The list of injustices and abuses above are not recent phenomena of the current right-wing Netanyahu administration. This is not a nation in the midst of an overreaction to a terrorist attack like the US did after 9/11 (which has also garnered a large amount of criticism for indiscriminately killing and abusing Arabs worldwide). Plain and simple, this did not start on October 7th.
Over half of the 10,000 Palestinian prisoners currently in Israel’s custody were arrested before October 7. Over 100 Palestinians arrested during the brief ceasefire were from the West Bank, an area where Hamas has no administrative or military foothold.
The nearly 16,000 Palestinians killed and 1.9 million displaced over the last 2 months are a drop in the bucket compared to the numbers dating all the way back to 1947, when the UN called for the establishment of Israel in Palestine, a decision that Palestinians had no say in whatsoever since the creation of Israel and the subsequent Nakba of 1948 (the Arabic word for ‘catastrophe’ describing the first wave of Palestinian expulsion from the region), millions of Palestinians have either been displaced or killed.
The UN estimates that there are nearly 6 million Palestinian refugees worldwide today, meaning that nearly 1 in every 2 Palestinian persons is a refugee. Numbers of Palestinian deaths since 1948 vary depending on sources.
A pro-Israeli group named the American-Israeli Cooperative Enterprise (AICE) sponsors a website that places the total number of Arab/Palestinian deaths around 90,000, and that is not including the last two months, bringing the total number over 100,000.

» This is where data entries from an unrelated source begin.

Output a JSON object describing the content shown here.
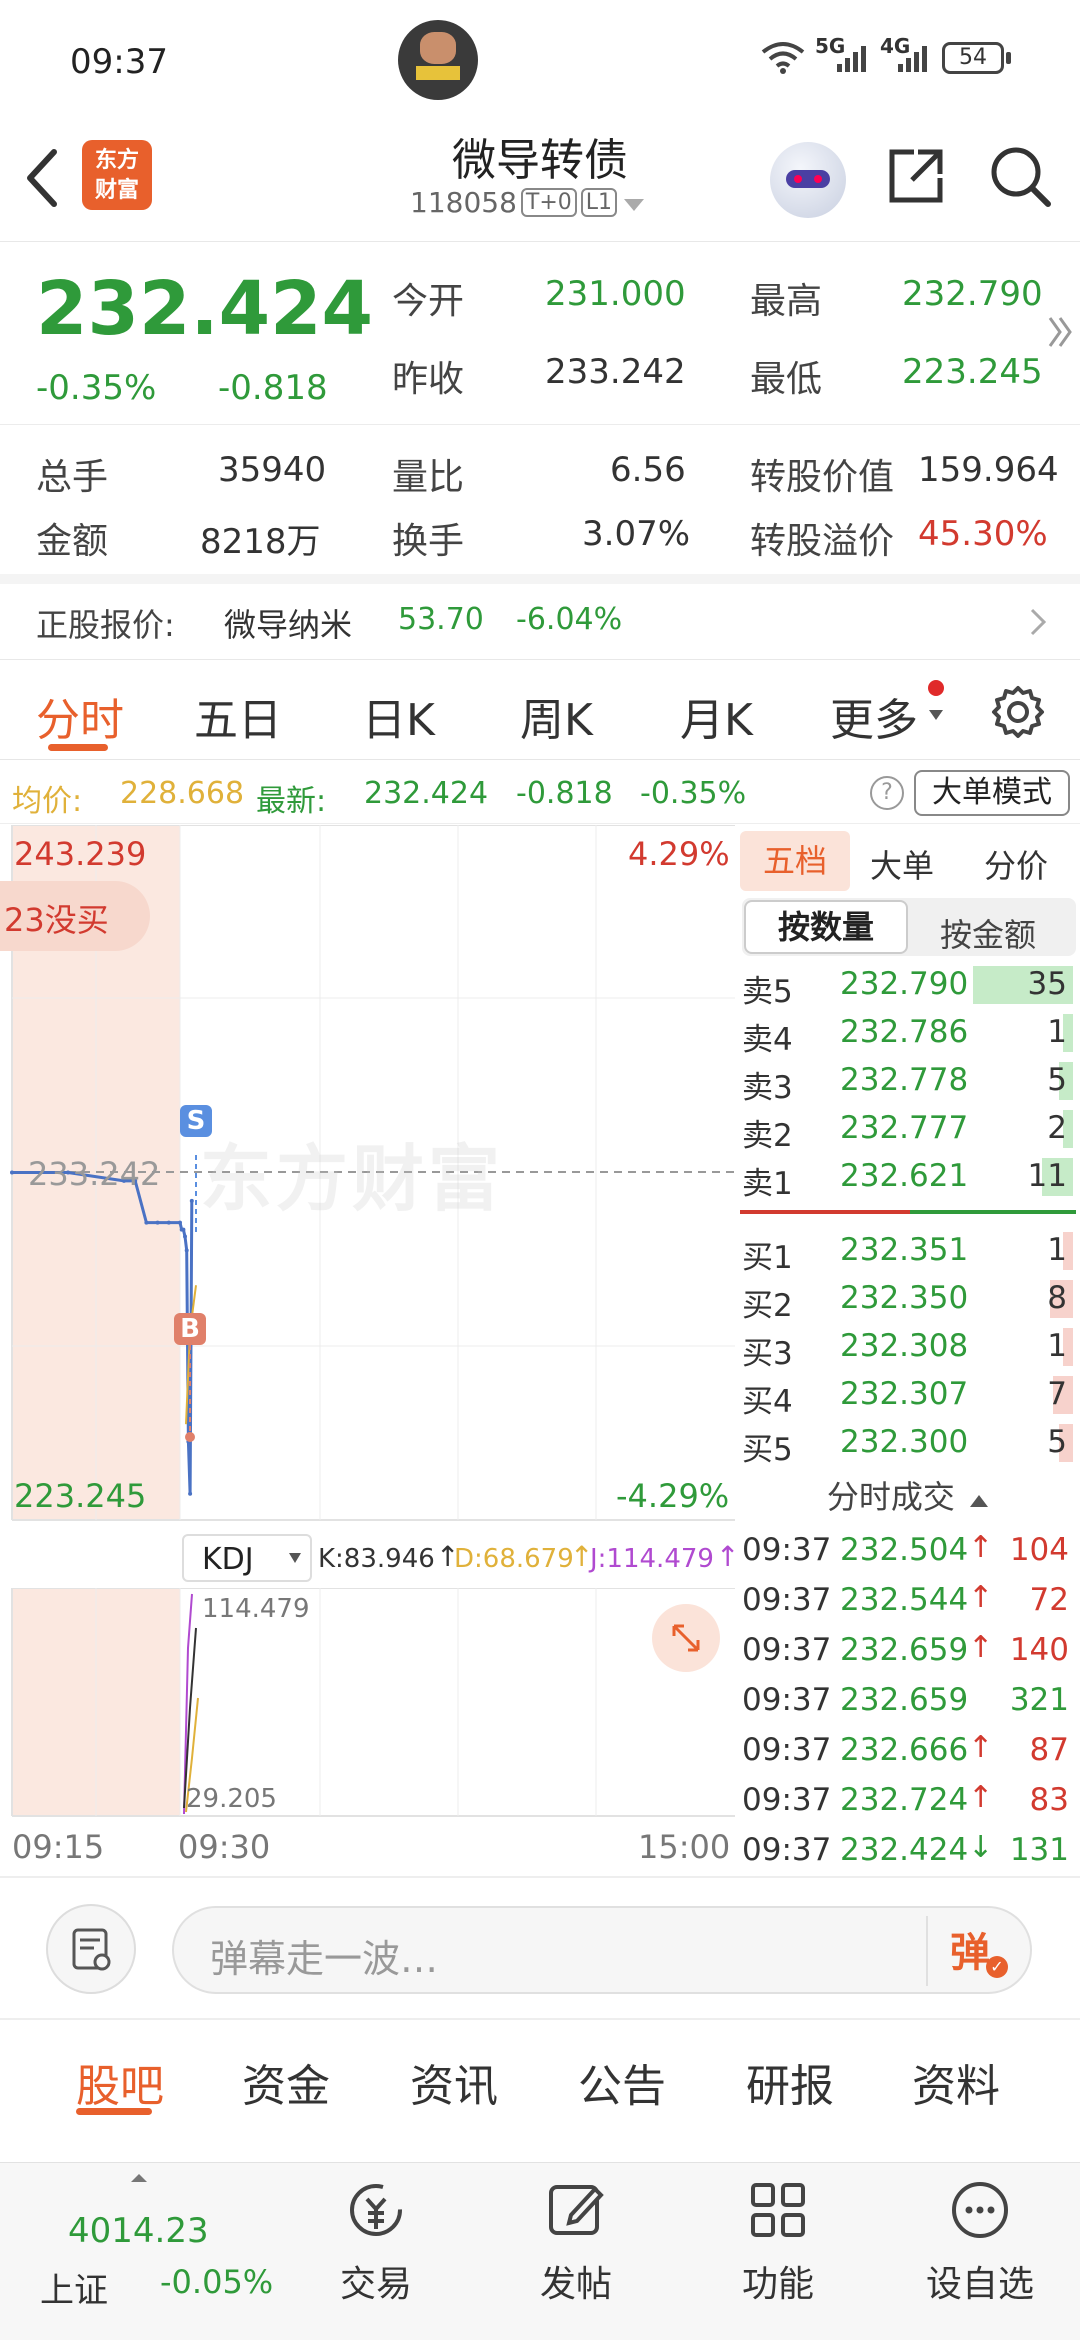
{
  "status_bar": {
    "time": "09:37",
    "network_a": "5G",
    "network_b": "4G",
    "battery": "54"
  },
  "header": {
    "title": "微导转债",
    "code": "118058",
    "badge_t0": "T+0",
    "badge_l1": "L1",
    "logo_text_line1": "东方",
    "logo_text_line2": "财富"
  },
  "quote": {
    "price": "232.424",
    "change_pct": "-0.35%",
    "change": "-0.818",
    "open_label": "今开",
    "open": "231.000",
    "high_label": "最高",
    "high": "232.790",
    "prev_close_label": "昨收",
    "prev_close": "233.242",
    "low_label": "最低",
    "low": "223.245",
    "volume_label": "总手",
    "volume": "35940",
    "vol_ratio_label": "量比",
    "vol_ratio": "6.56",
    "conv_value_label": "转股价值",
    "conv_value": "159.964",
    "amount_label": "金额",
    "amount": "8218万",
    "turnover_label": "换手",
    "turnover": "3.07%",
    "conv_premium_label": "转股溢价",
    "conv_premium": "45.30%"
  },
  "underlying": {
    "label": "正股报价:",
    "name": "微导纳米",
    "price": "53.70",
    "change_pct": "-6.04%"
  },
  "chart_tabs": [
    "分时",
    "五日",
    "日K",
    "周K",
    "月K",
    "更多"
  ],
  "active_tab": "分时",
  "info_line": {
    "avg_label": "均价:",
    "avg": "228.668",
    "latest_label": "最新:",
    "latest": "232.424",
    "change": "-0.818",
    "change_pct": "-0.35%",
    "mode_button": "大单模式"
  },
  "chart": {
    "top_price": "243.239",
    "top_pct": "4.29%",
    "mid_price": "233.242",
    "bottom_price": "223.245",
    "bottom_pct": "-4.29%",
    "toast": "23没买",
    "watermark": "东方财富",
    "marker_s": "S",
    "marker_b": "B",
    "indicator": "KDJ",
    "k_value": "K:83.946",
    "d_value": "D:68.679",
    "j_value": "J:114.479",
    "ind_top": "114.479",
    "ind_bottom": "29.205",
    "time_start": "09:15",
    "time_open": "09:30",
    "time_end": "15:00"
  },
  "chart_data": {
    "type": "line",
    "series": [
      {
        "x": [
          "09:15",
          "09:20",
          "09:25",
          "09:26",
          "09:27",
          "09:28",
          "09:29",
          "09:30",
          "09:31",
          "09:32",
          "09:33",
          "09:34",
          "09:35",
          "09:36",
          "09:37"
        ],
        "values": [
          233.242,
          233.242,
          233.0,
          233.0,
          231.8,
          231.8,
          231.8,
          231.8,
          231.6,
          231.6,
          231.4,
          231.0,
          225.5,
          224.0,
          232.424
        ]
      }
    ],
    "ylim": [
      223.245,
      243.239
    ]
  },
  "orderbook_tabs": [
    "五档",
    "大单",
    "分价"
  ],
  "orderbook_subtabs": [
    "按数量",
    "按金额"
  ],
  "orderbook": {
    "asks": [
      {
        "label": "卖5",
        "price": "232.790",
        "vol": "35"
      },
      {
        "label": "卖4",
        "price": "232.786",
        "vol": "1"
      },
      {
        "label": "卖3",
        "price": "232.778",
        "vol": "5"
      },
      {
        "label": "卖2",
        "price": "232.777",
        "vol": "2"
      },
      {
        "label": "卖1",
        "price": "232.621",
        "vol": "11"
      }
    ],
    "bids": [
      {
        "label": "买1",
        "price": "232.351",
        "vol": "1"
      },
      {
        "label": "买2",
        "price": "232.350",
        "vol": "8"
      },
      {
        "label": "买3",
        "price": "232.308",
        "vol": "1"
      },
      {
        "label": "买4",
        "price": "232.307",
        "vol": "7"
      },
      {
        "label": "买5",
        "price": "232.300",
        "vol": "5"
      }
    ]
  },
  "trades_title": "分时成交",
  "trades": [
    {
      "time": "09:37",
      "price": "232.504",
      "dir": "↑",
      "vol": "104"
    },
    {
      "time": "09:37",
      "price": "232.544",
      "dir": "↑",
      "vol": "72"
    },
    {
      "time": "09:37",
      "price": "232.659",
      "dir": "↑",
      "vol": "140"
    },
    {
      "time": "09:37",
      "price": "232.659",
      "dir": "",
      "vol": "321"
    },
    {
      "time": "09:37",
      "price": "232.666",
      "dir": "↑",
      "vol": "87"
    },
    {
      "time": "09:37",
      "price": "232.724",
      "dir": "↑",
      "vol": "83"
    },
    {
      "time": "09:37",
      "price": "232.424",
      "dir": "↓",
      "vol": "131"
    }
  ],
  "comment": {
    "placeholder": "弹幕走一波…",
    "danmu_button": "弹"
  },
  "bottom_tabs": [
    "股吧",
    "资金",
    "资讯",
    "公告",
    "研报",
    "资料"
  ],
  "bottom_nav": {
    "index_value": "4014.23",
    "index_name": "上证",
    "index_change": "-0.05%",
    "items": [
      "交易",
      "发帖",
      "功能",
      "设自选"
    ]
  },
  "colors": {
    "up": "#d23a2f",
    "down": "#2f9a3a",
    "accent": "#e8602c",
    "avg_line": "#e0b13a",
    "price_line": "#4a72c4"
  }
}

Israel’s weaponized mass incarceration is a purposeful, systemic practice used to maintain a settler colonial apartheid state—and it is only a single facet of that system.
This is to say nothing of the separate roads Palestinians are forced to use, the endless barrage of checkpoints, no freedom of movement, deprivation of the right to vote, essentials like food, water, electricity, and medical supplies being controlled by Israel, Gaza being declared the world’s largest open-air prison by numerous human rights organizations, and other past world leaders like Desmond Tutu and Nelson Mandela also condemning Israel an apartheid state.
What the world is witnessing right now is the collective punishment of the Palestinian people, not war.